А герои? Простите, герои здесь — это ходячие строительные материалы. — Нельсон: человек-моляр. Словно вышел из сна электрика-альтруиста, где каждый поступок сопровождается запахом клея и тонким намёком на социальную значимость.
— Лиля: кисточка с душой. Женщина, которая говорит как аннотация к выставке и страдает, как будто каждое её чувство проспонсировано Минкультом.
— Савва: искусствовед-террорист. Его не интересует искусство, только возможность доказать, что он прав. Ради теории готов расчленить подлинник и сжечь музей. Это вам не герой, это конспект личной обиды, переписанный на папиросной бумаге от отчаяния.
Петербург у Баснер — вообще отдельный гроб с ручкой. Здесь всё «жёлтое, грязное, величественное» до такой степени, что, кажется, сам Достоевский бы сказал: «Анна, ну хватит, дайте хоть солнечный лучик!» Но у Баснер даже солнечный свет — не свет, а «протекающая метафора разрушения».

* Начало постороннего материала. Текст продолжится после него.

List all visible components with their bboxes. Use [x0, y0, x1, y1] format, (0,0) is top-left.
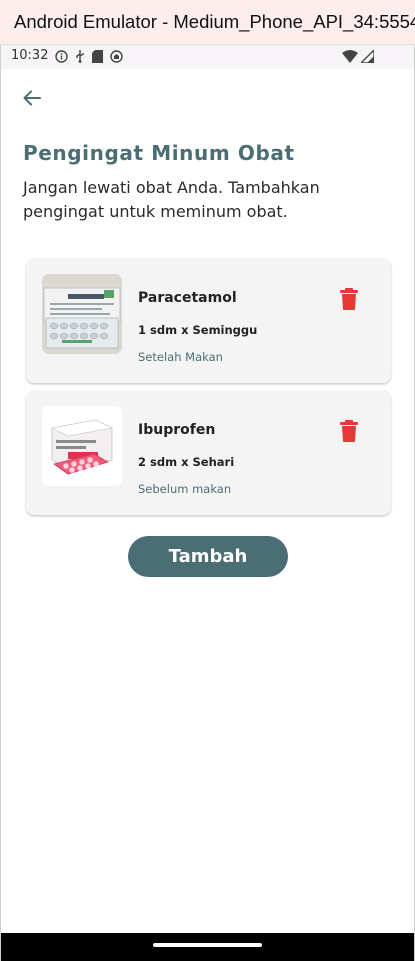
medication-name: Ibuprofen [138, 422, 216, 438]
usb-icon [76, 50, 84, 63]
signal-icon [361, 50, 374, 63]
page-subtitle: Jangan lewati obat Anda. Tambahkan pengi… [23, 178, 320, 221]
medication-card[interactable]: Ibuprofen 2 sdm x Sehari Sebelum makan [26, 390, 391, 515]
medication-card[interactable]: Paracetamol 1 sdm x Seminggu Setelah Mak… [26, 258, 391, 383]
status-notification-icons [55, 50, 123, 63]
medication-name: Paracetamol [138, 290, 237, 306]
medication-dose: 2 sdm x Sehari [138, 455, 235, 469]
info-icon [55, 50, 68, 63]
trash-icon [340, 288, 358, 310]
navigation-bar [1, 933, 414, 961]
ibuprofen-image [42, 406, 122, 486]
page-title: Pengingat Minum Obat [23, 141, 295, 165]
status-bar: 10:32 [1, 45, 414, 69]
medication-note: Setelah Makan [138, 350, 223, 364]
paracetamol-image [42, 274, 122, 354]
delete-button[interactable] [339, 419, 359, 443]
notification-icon [110, 50, 123, 63]
medication-note: Sebelum makan [138, 482, 232, 496]
emulator-window-title: Android Emulator - Medium_Phone_API_34:5… [0, 0, 415, 45]
wifi-icon [342, 50, 358, 63]
phone-screen: 10:32 Pengingat Minum Obat Jangan lewati… [0, 45, 415, 961]
add-button[interactable]: Tambah [128, 536, 288, 577]
status-time: 10:32 [11, 48, 49, 63]
back-button[interactable] [17, 83, 47, 113]
arrow-left-icon [23, 90, 41, 106]
home-gesture-handle[interactable] [153, 943, 262, 947]
medication-dose: 1 sdm x Seminggu [138, 323, 258, 337]
sd-card-icon [92, 50, 103, 63]
delete-button[interactable] [339, 287, 359, 311]
status-system-icons [342, 50, 374, 63]
trash-icon [340, 420, 358, 442]
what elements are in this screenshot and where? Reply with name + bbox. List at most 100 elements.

Книга задыхается от своего пафоса. Слова «аутентичность», «наслоения», «подлинник» повторяются как будто с договором с Минкультуры: не менее 300 раз в тексте или не получите субсидию. Повторяемость здесь не художественный приём, а ритуал. Не роман, а словесная церквушка, где каждое слово — как свечка к портрету утраченного смысла.
И стиль, о Боже, этот стиль. Если бы «наждачка» умела писать, она писала бы так. Каждое предложение — будто автор лично проверяет, не заснул ли ты, и если заснул — вжаривает по лбу абзацем из восьми подчинённых. Читать это — всё равно что смотреть, как кто-то полтора часа очищает батарею от краски и шепчет: «Видишь, под этим слоем — истина». Но там ничего, Анна. Там ржавчина.
И вот кульминация. Картина — соскоблена. Герои — вымотаны. Читатель — в нокауте.
Вся философия — в одном слове: «соскоблил». Всё, что надо знать о конфликте, драме, структуре и жизни — в этом сантехническом глаголе. Это не художественный приём, это грохот падающего шкафа в библиотеке культуры.
После всего этого цирка с реставрацией мозга наступает момент неожиданной честности. Да, Анна Баснер измывается над читателем. Да, она надувает литературный шар, чтобы потом лопнуть его бритвой призрака. Но при этом — чёрт возьми! — она настоящая.
Она не фальшивит. Она не делает из себя умницу. Она и есть эта наивная, тяжеловесная, бесконечно серьёзная женщина, которая верит, что если ты напишешь про «наслоения» с нужной интонацией, то спасёшь хоть кого-то от культурной гибели.
А это, простите, уже не постмодерн, это почти подвиг.
Так что да — «Парадокс Тесея» — это тяжёлый, вязкий, напыщенный роман, который иногда хочется закрыть и пойти покрасить батарею. Но это живой текст. Он не боится злости, раздражения, скуки. Он честно лезет туда, где больно. А это — уже не шпатель. Это литература. Пусть и с запахом краски.
Анна Баснер — реставратор культуры, случайно написавшая роман вместо инструкции. И за это ей — стоя, злорадно, но искренне — аплодисменты.